The Mongol Empire had a significant role in shaping the landscape of modern populations. Many populations living in Eurasia may have been the product of population mixture between ancient Mongolians and natives following the expansion of Mongol Empire. Geneticists have found that most of these populations carried the Y-haplogroup C3* (C-M217). To trace the history of haplogroup (Hg) C3* and to further understand the origin and development of Mongolians, ancient human remains from the Jinggouzi, Chenwugou and Gangga archaeological sites, which belonged to the Donghu, Xianbei and Shiwei, respectively, were analysed.

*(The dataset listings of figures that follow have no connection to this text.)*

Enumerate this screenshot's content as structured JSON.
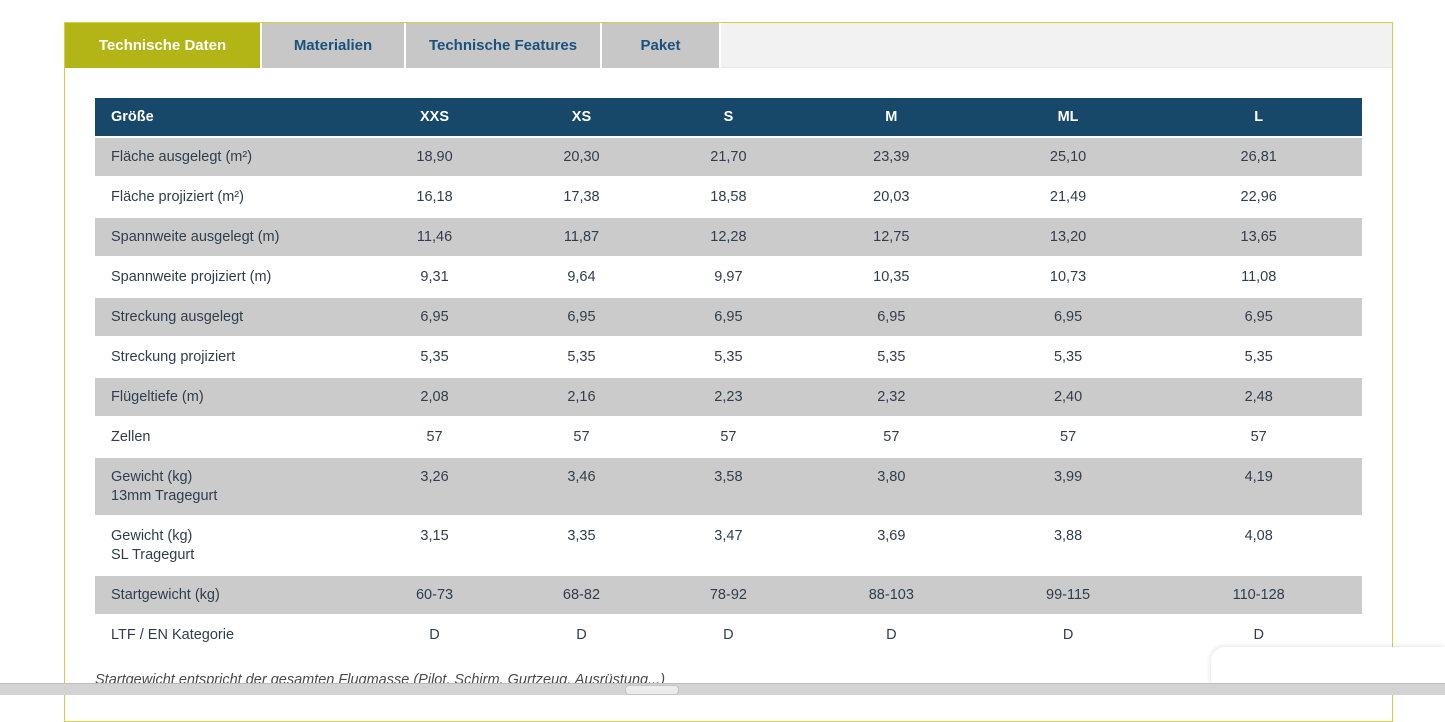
{
  "tabs": [
    {
      "label": "Technische Daten",
      "active": true
    },
    {
      "label": "Materialien",
      "active": false
    },
    {
      "label": "Technische Features",
      "active": false
    },
    {
      "label": "Paket",
      "active": false
    }
  ],
  "table": {
    "header": [
      "Größe",
      "XXS",
      "XS",
      "S",
      "M",
      "ML",
      "L"
    ],
    "rows": [
      {
        "label": "Fläche ausgelegt (m²)",
        "label2": "",
        "values": [
          "18,90",
          "20,30",
          "21,70",
          "23,39",
          "25,10",
          "26,81"
        ]
      },
      {
        "label": "Fläche projiziert (m²)",
        "label2": "",
        "values": [
          "16,18",
          "17,38",
          "18,58",
          "20,03",
          "21,49",
          "22,96"
        ]
      },
      {
        "label": "Spannweite ausgelegt (m)",
        "label2": "",
        "values": [
          "11,46",
          "11,87",
          "12,28",
          "12,75",
          "13,20",
          "13,65"
        ]
      },
      {
        "label": "Spannweite projiziert (m)",
        "label2": "",
        "values": [
          "9,31",
          "9,64",
          "9,97",
          "10,35",
          "10,73",
          "11,08"
        ]
      },
      {
        "label": "Streckung ausgelegt",
        "label2": "",
        "values": [
          "6,95",
          "6,95",
          "6,95",
          "6,95",
          "6,95",
          "6,95"
        ]
      },
      {
        "label": "Streckung projiziert",
        "label2": "",
        "values": [
          "5,35",
          "5,35",
          "5,35",
          "5,35",
          "5,35",
          "5,35"
        ]
      },
      {
        "label": "Flügeltiefe (m)",
        "label2": "",
        "values": [
          "2,08",
          "2,16",
          "2,23",
          "2,32",
          "2,40",
          "2,48"
        ]
      },
      {
        "label": "Zellen",
        "label2": "",
        "values": [
          "57",
          "57",
          "57",
          "57",
          "57",
          "57"
        ]
      },
      {
        "label": "Gewicht (kg)",
        "label2": "13mm Tragegurt",
        "values": [
          "3,26",
          "3,46",
          "3,58",
          "3,80",
          "3,99",
          "4,19"
        ]
      },
      {
        "label": "Gewicht (kg)",
        "label2": "SL Tragegurt",
        "values": [
          "3,15",
          "3,35",
          "3,47",
          "3,69",
          "3,88",
          "4,08"
        ]
      },
      {
        "label": "Startgewicht (kg)",
        "label2": "",
        "values": [
          "60-73",
          "68-82",
          "78-92",
          "88-103",
          "99-115",
          "110-128"
        ]
      },
      {
        "label": "LTF / EN Kategorie",
        "label2": "",
        "values": [
          "D",
          "D",
          "D",
          "D",
          "D",
          "D"
        ]
      }
    ]
  },
  "footnote": "Startgewicht entspricht der gesamten Flugmasse (Pilot, Schirm, Gurtzeug, Ausrüstung...)",
  "colors": {
    "active_tab": "#b3b416",
    "inactive_tab": "#c7c7c7",
    "tab_text": "#1a527d",
    "card_border": "#d5cf45",
    "table_header": "#17486a",
    "row_gray": "#cbcbcb",
    "table_text": "#2f3e4e"
  }
}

Our results show that nine of the eleven males of the Gangga site, two of the eight males of Chengwugou site and all of the twelve males of Jinggouzi site were found to have mutations at M130 (Hg C), M217 (Hg C3), L1373 (C2b, ISOGG2015), with the absence of mutations at M93 (Hg C3a), P39 (Hg C3b), M48 (Hg C3c), M407 (Hg C3d) and P62 (Hg C3f). These samples were attributed to the Y-chromosome Hg C3* (Hg C2b, ISOGG2015), and most of them were further typed as Hg C2b1a based on the mutation at F3918. Finally, we inferred that the Y-chromosome Hg C3*-F3918 can trace its origins to the Donghu ancient nomadic group.